Measuring What Matters: Scenario-Driven Evaluation for Trajectory Predictors in Autonomous Driving
This work addresses a critical evaluation gap for autonomous driving systems, offering a more practical metric to select predictors that enhance safety and decision-making, though it is incremental in improving existing evaluation practices.
The paper tackles the problem that current error-based metrics for trajectory predictors in autonomous driving fail to capture their actual impact on self-driving vehicle performance, especially in complex interactive scenarios, and proposes a scenario-driven evaluation pipeline that combines accuracy and diversity, showing it yields more reasonable evaluations than traditional metrics.

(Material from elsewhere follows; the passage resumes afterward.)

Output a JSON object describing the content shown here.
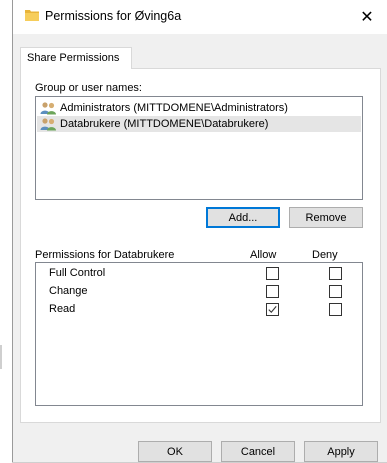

Being able to anticipate the motion of surrounding agents is essential for the safe operation of autonomous driving systems in dynamic situations. While various methods have been proposed for trajectory prediction, the current evaluation practices still rely on error-based metrics (e.g., ADE, FDE), which reveal the accuracy from a post-hoc view but ignore the actual effect the predictor brings to the self-driving vehicles (SDVs), especially in complex interactive scenarios: a high-quality predictor not only chases accuracy, but should also captures all possible directions a neighbor agent might move, to support the SDVs' cautious decision-making. Given that the existing metrics hardly account for this standard, in our work, we propose a comprehensive pipeline that adaptively evaluates the predictor's performance by two dimensions: accuracy and diversity. Based on the criticality of the driving scenario, these two dimensions are dynamically combined and result in a final score for the predictor's performance. Extensive experiments on a closed-loop benchmark using real-world datasets show that our pipeline yields a more reasonable evaluation than traditional metrics by better reflecting the correlation of the predictors' evaluation with the autonomous vehicles' driving performance. This evaluation pipeline shows a robust way to select a predictor that potentially contributes most to the SDV's driving performance.